Mangaluru, June 11, 2016: BARC, Bhabha Atomic Research Centre Director K N Vyas said a reliable environmental survey needs to be taken up while setting up nuclear reactors. Speaking after inaugurating CARER, Centre for Advanced Research in Environmental Radioactivity at the Mangalore University here on June 10, Friday, he said countries like Ghana and Nigeria have shown keen interest in setting up nuclear power stations. Laboratories, like CARER, will help in creating awareness on radioactivity and radiation exposure among the people.
He said the Department of Atomic Energy (DAE)-Emergency Response Centres (ERCs) spread over the country are established by the BARC for prevention and response to any nuclear/radiological emergencies, including threats due to ’orphan sources’ in the public domain. Another 10 ERCs of National Disaster Response Force (NDRF) are being developed with DAE’s support. Indian Environmental Radiation Monitors (IERMON) are also installed at 452 locations of the country as a part of national-level emergency preparedness. With the technical support of BARC, 900 police stations of the country are being equipped with radiation detection systems to prevent and respond to radiological emergencies which can arise from orphan sources, he added.

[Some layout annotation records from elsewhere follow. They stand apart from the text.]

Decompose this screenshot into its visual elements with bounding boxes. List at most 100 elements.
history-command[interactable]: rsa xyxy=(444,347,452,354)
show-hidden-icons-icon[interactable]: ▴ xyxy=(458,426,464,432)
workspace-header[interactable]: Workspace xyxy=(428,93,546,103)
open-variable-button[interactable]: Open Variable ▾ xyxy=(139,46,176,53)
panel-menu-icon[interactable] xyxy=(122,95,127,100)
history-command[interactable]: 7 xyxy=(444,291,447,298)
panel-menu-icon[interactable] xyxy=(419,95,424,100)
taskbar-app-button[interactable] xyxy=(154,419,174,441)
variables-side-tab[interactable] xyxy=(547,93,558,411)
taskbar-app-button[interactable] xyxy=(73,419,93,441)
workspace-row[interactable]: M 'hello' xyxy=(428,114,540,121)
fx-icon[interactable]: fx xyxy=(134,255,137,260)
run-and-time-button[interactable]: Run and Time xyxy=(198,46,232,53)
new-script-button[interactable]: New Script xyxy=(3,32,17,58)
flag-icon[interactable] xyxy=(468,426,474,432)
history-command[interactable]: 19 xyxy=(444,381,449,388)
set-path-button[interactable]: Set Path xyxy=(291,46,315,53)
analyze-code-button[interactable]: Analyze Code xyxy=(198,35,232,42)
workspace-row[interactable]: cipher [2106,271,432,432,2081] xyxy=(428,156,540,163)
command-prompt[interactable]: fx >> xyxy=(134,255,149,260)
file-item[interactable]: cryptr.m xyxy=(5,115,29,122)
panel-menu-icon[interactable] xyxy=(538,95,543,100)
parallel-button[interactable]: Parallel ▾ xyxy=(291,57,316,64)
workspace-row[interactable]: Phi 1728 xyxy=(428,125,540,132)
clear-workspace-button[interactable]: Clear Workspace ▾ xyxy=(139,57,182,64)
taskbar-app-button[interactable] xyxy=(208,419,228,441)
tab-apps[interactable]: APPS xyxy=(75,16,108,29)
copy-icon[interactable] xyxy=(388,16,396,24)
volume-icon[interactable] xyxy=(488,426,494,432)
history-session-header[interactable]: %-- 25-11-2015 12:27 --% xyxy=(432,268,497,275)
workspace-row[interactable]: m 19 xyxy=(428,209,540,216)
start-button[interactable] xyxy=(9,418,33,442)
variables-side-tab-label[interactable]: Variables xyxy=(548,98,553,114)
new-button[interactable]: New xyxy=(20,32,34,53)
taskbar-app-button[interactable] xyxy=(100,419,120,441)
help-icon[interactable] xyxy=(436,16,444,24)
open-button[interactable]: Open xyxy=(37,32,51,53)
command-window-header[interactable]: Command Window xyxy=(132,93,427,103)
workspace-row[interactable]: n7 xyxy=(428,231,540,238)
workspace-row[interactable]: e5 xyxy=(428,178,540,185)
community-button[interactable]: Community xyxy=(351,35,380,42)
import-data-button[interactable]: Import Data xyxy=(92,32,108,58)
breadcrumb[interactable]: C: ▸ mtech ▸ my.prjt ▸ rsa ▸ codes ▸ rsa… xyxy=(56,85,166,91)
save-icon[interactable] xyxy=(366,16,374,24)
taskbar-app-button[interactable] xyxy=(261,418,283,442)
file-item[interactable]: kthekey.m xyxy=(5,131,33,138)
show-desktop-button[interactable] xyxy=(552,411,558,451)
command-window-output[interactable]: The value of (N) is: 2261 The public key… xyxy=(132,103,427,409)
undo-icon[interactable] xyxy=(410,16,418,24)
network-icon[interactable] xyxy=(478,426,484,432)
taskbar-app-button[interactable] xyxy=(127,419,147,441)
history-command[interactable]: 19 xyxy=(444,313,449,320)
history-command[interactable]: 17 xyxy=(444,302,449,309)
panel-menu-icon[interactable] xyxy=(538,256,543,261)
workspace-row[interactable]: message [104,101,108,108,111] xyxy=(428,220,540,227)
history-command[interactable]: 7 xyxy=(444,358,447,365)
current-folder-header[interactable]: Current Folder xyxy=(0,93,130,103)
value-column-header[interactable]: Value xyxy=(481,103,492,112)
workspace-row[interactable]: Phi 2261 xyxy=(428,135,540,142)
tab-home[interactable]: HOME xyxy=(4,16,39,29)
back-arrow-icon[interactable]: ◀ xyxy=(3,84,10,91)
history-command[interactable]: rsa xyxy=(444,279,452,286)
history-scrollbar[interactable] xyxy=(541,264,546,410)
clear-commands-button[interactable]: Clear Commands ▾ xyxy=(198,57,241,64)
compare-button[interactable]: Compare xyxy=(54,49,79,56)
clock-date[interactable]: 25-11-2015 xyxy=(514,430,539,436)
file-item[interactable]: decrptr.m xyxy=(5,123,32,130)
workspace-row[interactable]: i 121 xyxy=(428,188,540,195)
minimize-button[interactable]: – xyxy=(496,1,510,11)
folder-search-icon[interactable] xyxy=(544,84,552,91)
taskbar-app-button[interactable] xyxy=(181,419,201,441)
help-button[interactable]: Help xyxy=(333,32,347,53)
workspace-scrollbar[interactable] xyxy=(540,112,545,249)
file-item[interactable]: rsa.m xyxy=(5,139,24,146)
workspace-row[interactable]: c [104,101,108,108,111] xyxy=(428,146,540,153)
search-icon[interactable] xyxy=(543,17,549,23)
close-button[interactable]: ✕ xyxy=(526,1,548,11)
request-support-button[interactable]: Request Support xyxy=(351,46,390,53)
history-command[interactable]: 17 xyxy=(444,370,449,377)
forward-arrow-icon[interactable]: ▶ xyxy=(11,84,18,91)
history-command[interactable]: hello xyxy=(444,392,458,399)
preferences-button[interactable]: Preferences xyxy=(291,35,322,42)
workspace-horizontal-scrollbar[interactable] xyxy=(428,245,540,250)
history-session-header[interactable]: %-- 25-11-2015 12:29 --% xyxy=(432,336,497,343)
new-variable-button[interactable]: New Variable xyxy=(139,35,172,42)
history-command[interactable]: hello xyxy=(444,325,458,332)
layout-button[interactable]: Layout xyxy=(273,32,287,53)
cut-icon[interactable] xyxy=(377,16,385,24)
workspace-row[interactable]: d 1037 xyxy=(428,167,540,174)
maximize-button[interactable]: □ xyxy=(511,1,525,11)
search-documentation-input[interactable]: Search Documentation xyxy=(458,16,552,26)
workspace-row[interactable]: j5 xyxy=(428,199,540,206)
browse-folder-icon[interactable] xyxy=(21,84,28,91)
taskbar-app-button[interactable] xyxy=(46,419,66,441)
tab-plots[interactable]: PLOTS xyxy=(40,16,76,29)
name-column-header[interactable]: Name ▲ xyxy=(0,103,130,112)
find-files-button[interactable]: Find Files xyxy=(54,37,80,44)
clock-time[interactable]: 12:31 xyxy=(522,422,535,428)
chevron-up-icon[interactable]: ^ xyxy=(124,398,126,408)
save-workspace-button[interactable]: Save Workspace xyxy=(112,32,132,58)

BARC Associate Director (HS and EG Group) Dr K S Pradeepkumar said expected hazard from the exposure near nuclear reactors is much lower compared to hazards posed by other human activities. Studies carried out on the public inhabitations at high radiation background areas in the Western Coast of India and abroad, where natural background radiation prevailing is many times higher to the annual average radiation exposure of occupational workers in a nuclear facility, have not shown any conclusive evidence of deletarious health effects attributable to the radiation exposure, he added.
Pradeepkumar said periodic sampling of flora, fauna, biota and environmental samples near nuclear facilities by the Environmental Survey Laboratories have demonstrated near-zero radiologial impact due to the minimal releases from the nuclear facilities. The safety features incorporated in the nuclear reactors ensure that the probability for any major accident is extremely less, emergency preparedness methods are also developed and exercised to minimise any possible radiological impact, he added.
He suggested the Mangalore University to conduct a epidemiological study around Kaiga nuclear power plant and compare it with the high radiation background areas, especially with regard to the number of cancer patients.
Vice-chancellor K Byrappa said that lowest level of radiation can be detected with the sophisticated equipment at CARER.The CARER is accredited by the Atomic Energy Regulatory Board (AERB) and it will apply for the affiliation from International Atomic Energy Agency. With this accreditation, the CARER can undertake testing for radioactivity and issue certification for packaged water, food, commodities not only from India, but also from abroad.
BRNS-Coordinated Research Project Coordinator Dr Karunakara N said CARER will conduct advanced research studies in environmental radioactivity, radiation protection and radioecology of national importance. It will help the industries of the southern region by testing of commodities and issue necessary certificates and will evolve as an international facility for research in radioecology and environmental radioactivity, he observed.
The centre will conduct baseline studies around proposed nuclear facilities and mining regions and radioecological impact assessment studies around nuclear and thermal power plants. It is already carrying out baseline studies around Uranium mining at Gogi. The university has been conducting impact assessment studies in Kaiga since 1999, he noted.
Bangalore University former VC K Siddappa released the logo of CARER. Registrar T D Kemparaju was present among a large gathering.